SVS supports the option of setting the dimensionality at compile time (static) versus at runtime (dynamic). Setting it statically is a notable optimization because, as the dimensionality of a dataset is fixed, it presents no detrimental aspects and it boosts performance by improving the compiler’s ability to unroll loops in the similarity function kernel more extensively. For example, for the standard 96-dimensional dataset Deep, we observe up to a 32% performance speedup when using static versus dynamic dimensionality to search on 100 million points [ABHT23].

Uncompressed data

In Python, to add support to the svs module for static dimensionality for the Vamana graph index:

  1. Define the desired dimensionality specialization in the vamana.h file by adding the corresponding line to the for_standard_specializations template indicating the desired query data type, vector data type and dimensionality (see supported data types).

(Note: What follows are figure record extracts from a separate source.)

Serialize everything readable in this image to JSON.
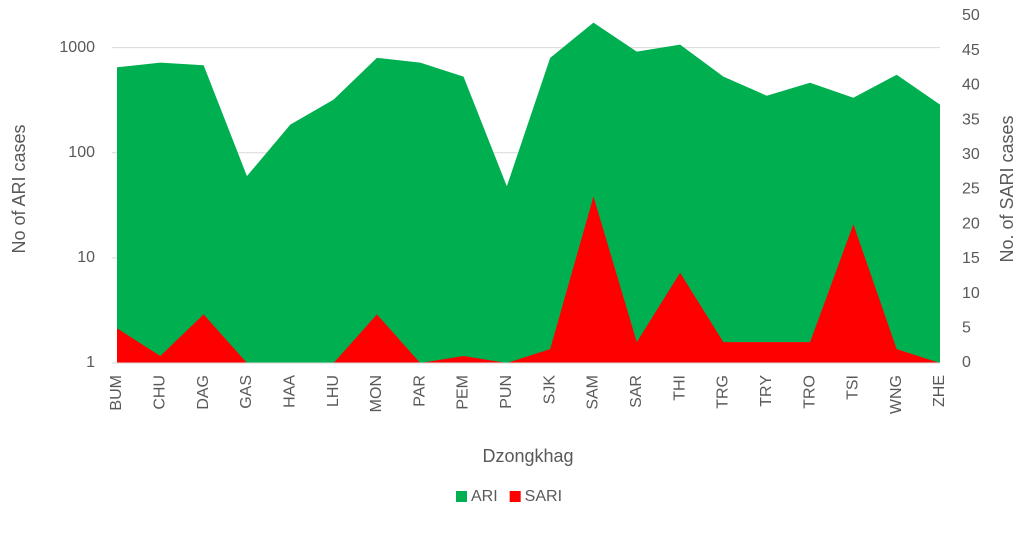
{
  "chart_data": {
    "type": "area",
    "x_label": "Dzongkhag",
    "y_label": "No of ARI cases",
    "y2_label": "No. of SARI cases",
    "categories": [
      "BUM",
      "CHU",
      "DAG",
      "GAS",
      "HAA",
      "LHU",
      "MON",
      "PAR",
      "PEM",
      "PUN",
      "SJK",
      "SAM",
      "SAR",
      "THI",
      "TRG",
      "TRY",
      "TRO",
      "TSI",
      "WNG",
      "ZHE"
    ],
    "series": [
      {
        "name": "ARI",
        "color": "#00b050",
        "values": [
          650,
          720,
          680,
          60,
          185,
          320,
          800,
          720,
          530,
          48,
          800,
          1730,
          916,
          1068,
          530,
          349,
          464,
          334,
          553,
          287
        ]
      },
      {
        "name": "SARI",
        "color": "#ff0000",
        "axis": "y2",
        "values": [
          5,
          1,
          7,
          0,
          0,
          0,
          7,
          0,
          1,
          0,
          2,
          24,
          3,
          13,
          3,
          3,
          3,
          20,
          2,
          0
        ]
      }
    ],
    "log_y": true,
    "ylim": [
      1,
      2000
    ],
    "yticks": [
      1,
      10,
      100,
      1000
    ],
    "y2lim": [
      0,
      50
    ],
    "y2ticks": [
      0,
      5,
      10,
      15,
      20,
      25,
      30,
      35,
      40,
      45,
      50
    ],
    "grid": true,
    "legend": "bottom"
  }
}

    For example, to add static dimensionality support for the 96-dimensional dataset Deep, for float32-valued queries and base vectors, add the following line:

XN(float,   float, 96);

Or use the following if also want to enable graph building directly from a Numpy array.

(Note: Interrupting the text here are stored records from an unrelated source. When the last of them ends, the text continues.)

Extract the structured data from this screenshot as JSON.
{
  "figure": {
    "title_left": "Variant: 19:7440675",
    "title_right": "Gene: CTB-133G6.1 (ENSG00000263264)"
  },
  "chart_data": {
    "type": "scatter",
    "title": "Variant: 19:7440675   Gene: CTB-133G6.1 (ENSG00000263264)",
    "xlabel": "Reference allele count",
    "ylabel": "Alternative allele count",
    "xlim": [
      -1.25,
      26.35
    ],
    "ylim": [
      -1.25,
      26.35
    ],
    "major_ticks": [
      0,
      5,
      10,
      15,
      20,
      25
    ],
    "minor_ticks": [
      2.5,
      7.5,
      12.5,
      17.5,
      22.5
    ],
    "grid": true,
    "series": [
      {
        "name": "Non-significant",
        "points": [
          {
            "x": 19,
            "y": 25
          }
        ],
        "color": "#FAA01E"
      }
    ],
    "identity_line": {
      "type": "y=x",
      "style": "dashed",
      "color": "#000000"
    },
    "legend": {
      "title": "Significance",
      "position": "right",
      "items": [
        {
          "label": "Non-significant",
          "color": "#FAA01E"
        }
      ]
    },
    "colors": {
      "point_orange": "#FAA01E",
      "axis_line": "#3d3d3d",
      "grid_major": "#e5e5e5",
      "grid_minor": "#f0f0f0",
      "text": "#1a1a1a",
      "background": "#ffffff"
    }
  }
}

X (float,   float, 96, EnableBuild::FromFileAndArray);
  1. Install svs.

For the Dynamic and Flat indices follow the same procedure with the dynamic_vamana.h and flat.cpp files respectively.

In C++

When building or loading an index, the Extent template argument of the svs::VectorDataLoader needs to be set to the specified dimensionality.

svs::VectorDataLoader<float, 96>("data_f32.svs")

LVQ compressed data

In Python, to add support for static dimensionality for the Vamana graph index when using LVQ compression:

  1. Define the desired dimensionality specialization in the vamana.h file by adding the corresponding line to the lvq_specialize_B1xB2 template, where B1 and B2 are the number of bits in the primary and secondary LVQ levels. Indicate the desired distance type (Euclidean distance and inner product are currently supported), dimensionality, implementation strategy (Turbo or Sequential), and whether graph building with compressed vectors is to be enabled for that setting.

    For example, to add static dimensionality support for a 512-dimensional dataset, with LVQ using 4 and 8 bits in the primary and secondary levels respectively, using Turbo, for inner product, with graph building enabled, add the following line to the lvq_specialize_4x8 template:

X(DistanceIP, 4, 8, 512, Turbo, true);
  1. Add the corresponding template to the compressed_specializations template in the same file.

  2. Install svs.

For the DynamicVamana graph index:

  1. Define the desired dimensionality specialization in the dynamic_vamana.h file by adding the corresponding line to the for_compressed_specializations template, indicating the desired distance type (Euclidean distance and inner product are currently supported), the number of bits in the primary and secondary LVQ levels, the implementation strategy (Turbo or Sequential), and the dimensionality.

    For example, to add static dimensionality support for a 512-dimensional dataset, with LVQ using 4 and 8 bits in the primary and secondary levels respectively, using Turbo, for inner product add the following line:

X(DistanceIP, 4, 8, Turbo, 512);
  1. Install svs.

For the Flat index follow the same procedure with the flat.cpp file.